Fix Broken Pipeline
A pipeline for fast autoregressive (AR) video generation based on the Self-Forcing framework (arXiv:2506.08009) is available at https://github.com/moonmath-ai/SiFRiA/tree/wan2.1_1.3bAR. Both stages use WAN2.1 as the base model.
Pretrained checkpoints from our training run are available on Hugging Face: https://huggingface.co/ik6626/self_forcing_trial/tree/main
expt_2_1_1_3b_ode/— ODE distillation checkpointexpt_2_1_1_3b_dmd/— DMD checkpoint (trained on top of the ODE checkpoint above)
The problem
Here is a video generated using the DMD checkpoint above, for the prompt:
“A Porsche, sleek and black, races forward swiftly along the asphalt. It weaves through the landscape against a backdrop of destroyed houses and skyscrapers cloaked in moss. As dawn breaks, the crimson sun ascends into the sky.”

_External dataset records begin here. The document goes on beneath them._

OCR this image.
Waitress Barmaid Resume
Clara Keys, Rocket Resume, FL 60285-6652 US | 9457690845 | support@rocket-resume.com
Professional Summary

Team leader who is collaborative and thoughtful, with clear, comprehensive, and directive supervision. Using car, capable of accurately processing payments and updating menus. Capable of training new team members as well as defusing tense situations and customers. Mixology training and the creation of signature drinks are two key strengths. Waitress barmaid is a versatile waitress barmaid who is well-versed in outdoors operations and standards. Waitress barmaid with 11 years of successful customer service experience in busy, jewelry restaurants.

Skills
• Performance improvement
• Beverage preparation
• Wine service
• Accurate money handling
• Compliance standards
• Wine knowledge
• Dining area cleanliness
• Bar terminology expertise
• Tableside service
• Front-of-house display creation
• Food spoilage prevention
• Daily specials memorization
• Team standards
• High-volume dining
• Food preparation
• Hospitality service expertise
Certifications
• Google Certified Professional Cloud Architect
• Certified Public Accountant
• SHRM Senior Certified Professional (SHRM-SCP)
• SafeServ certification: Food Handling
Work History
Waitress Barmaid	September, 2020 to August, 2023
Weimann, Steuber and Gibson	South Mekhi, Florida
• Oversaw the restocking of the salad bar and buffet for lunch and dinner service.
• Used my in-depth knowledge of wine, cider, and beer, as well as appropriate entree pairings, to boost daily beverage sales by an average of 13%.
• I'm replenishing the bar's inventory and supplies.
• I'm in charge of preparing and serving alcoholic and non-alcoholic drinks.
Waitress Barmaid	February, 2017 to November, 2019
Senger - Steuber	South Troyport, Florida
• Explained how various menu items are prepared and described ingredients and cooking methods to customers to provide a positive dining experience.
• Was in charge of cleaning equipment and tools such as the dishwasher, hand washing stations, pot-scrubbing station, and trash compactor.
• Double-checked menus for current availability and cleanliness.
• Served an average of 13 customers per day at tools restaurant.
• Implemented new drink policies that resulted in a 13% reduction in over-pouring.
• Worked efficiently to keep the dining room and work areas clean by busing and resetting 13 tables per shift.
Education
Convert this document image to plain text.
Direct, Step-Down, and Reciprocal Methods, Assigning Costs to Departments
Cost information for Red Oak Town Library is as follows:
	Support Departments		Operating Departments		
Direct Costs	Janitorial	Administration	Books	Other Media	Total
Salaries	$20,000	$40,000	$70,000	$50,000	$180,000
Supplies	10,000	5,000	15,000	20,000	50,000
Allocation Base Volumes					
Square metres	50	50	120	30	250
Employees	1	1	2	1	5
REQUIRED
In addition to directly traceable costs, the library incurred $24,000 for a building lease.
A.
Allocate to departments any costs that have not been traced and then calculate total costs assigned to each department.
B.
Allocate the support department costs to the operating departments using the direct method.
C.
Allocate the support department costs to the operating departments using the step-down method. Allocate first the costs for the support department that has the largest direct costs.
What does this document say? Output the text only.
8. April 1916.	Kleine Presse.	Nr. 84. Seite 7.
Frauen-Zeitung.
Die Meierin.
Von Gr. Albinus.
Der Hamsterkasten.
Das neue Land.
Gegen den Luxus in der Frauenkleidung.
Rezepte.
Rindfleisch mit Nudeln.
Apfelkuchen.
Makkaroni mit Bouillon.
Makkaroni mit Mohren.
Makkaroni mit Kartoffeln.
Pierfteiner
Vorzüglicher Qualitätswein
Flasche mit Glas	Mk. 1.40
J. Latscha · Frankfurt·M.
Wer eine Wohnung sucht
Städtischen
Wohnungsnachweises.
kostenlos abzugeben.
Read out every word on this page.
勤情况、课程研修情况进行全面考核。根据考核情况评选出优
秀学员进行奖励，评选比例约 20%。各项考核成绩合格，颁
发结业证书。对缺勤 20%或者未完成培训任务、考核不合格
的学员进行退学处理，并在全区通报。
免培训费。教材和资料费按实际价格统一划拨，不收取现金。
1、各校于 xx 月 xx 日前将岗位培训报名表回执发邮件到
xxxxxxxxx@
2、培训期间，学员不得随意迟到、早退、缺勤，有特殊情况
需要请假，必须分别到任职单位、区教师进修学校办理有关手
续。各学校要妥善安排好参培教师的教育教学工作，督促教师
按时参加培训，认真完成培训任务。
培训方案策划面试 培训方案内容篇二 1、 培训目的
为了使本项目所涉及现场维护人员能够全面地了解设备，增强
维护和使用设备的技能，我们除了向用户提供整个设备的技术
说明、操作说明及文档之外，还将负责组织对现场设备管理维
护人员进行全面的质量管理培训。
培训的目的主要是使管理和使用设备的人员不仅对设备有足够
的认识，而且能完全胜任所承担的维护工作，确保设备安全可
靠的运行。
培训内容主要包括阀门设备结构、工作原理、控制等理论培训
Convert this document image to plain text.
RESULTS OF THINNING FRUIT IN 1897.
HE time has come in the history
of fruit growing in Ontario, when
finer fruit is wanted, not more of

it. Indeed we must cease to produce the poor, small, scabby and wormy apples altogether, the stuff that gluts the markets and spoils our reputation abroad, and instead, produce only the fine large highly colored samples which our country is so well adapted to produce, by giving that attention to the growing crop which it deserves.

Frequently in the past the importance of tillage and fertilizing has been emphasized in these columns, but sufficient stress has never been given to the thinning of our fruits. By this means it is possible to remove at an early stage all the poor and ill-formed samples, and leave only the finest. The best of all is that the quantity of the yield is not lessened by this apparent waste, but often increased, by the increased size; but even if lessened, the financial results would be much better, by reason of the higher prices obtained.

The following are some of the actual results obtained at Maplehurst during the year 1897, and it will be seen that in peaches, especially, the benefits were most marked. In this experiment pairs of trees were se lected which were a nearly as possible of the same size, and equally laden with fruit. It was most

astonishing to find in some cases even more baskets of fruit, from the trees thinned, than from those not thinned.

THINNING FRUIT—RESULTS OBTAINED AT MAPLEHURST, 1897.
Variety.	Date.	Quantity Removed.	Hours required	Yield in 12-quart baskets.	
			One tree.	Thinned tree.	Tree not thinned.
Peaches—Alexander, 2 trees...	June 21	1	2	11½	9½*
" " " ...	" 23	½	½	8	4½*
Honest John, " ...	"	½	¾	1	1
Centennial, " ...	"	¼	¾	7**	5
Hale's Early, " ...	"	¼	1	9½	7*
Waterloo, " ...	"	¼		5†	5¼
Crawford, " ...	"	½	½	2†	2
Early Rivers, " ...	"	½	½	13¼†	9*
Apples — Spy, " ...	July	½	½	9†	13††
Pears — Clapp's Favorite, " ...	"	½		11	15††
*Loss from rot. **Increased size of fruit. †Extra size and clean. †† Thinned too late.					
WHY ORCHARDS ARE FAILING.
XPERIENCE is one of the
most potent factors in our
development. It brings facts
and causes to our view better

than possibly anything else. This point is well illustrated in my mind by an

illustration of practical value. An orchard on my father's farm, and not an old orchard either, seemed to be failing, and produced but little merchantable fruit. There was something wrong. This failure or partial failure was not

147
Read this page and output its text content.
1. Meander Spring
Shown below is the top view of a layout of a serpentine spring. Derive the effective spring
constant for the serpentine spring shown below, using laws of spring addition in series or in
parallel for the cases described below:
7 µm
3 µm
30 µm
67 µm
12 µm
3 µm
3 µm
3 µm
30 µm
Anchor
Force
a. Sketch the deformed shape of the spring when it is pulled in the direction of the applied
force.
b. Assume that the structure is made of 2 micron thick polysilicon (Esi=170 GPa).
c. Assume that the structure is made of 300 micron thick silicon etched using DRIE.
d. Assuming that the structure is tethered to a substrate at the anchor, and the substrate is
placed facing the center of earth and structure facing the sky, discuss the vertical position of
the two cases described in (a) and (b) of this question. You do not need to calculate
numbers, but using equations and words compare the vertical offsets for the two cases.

The problem is: the Porsche drives backwards. The video is semantically wrong and physically implausible. This is not an isolated failure; the same issue reproduces across prompts and seeds. Something is systemically broken in the pipeline.
Your task
Identify the root cause of the failure, propose and implement a concrete fix. You do not need to train from scratch.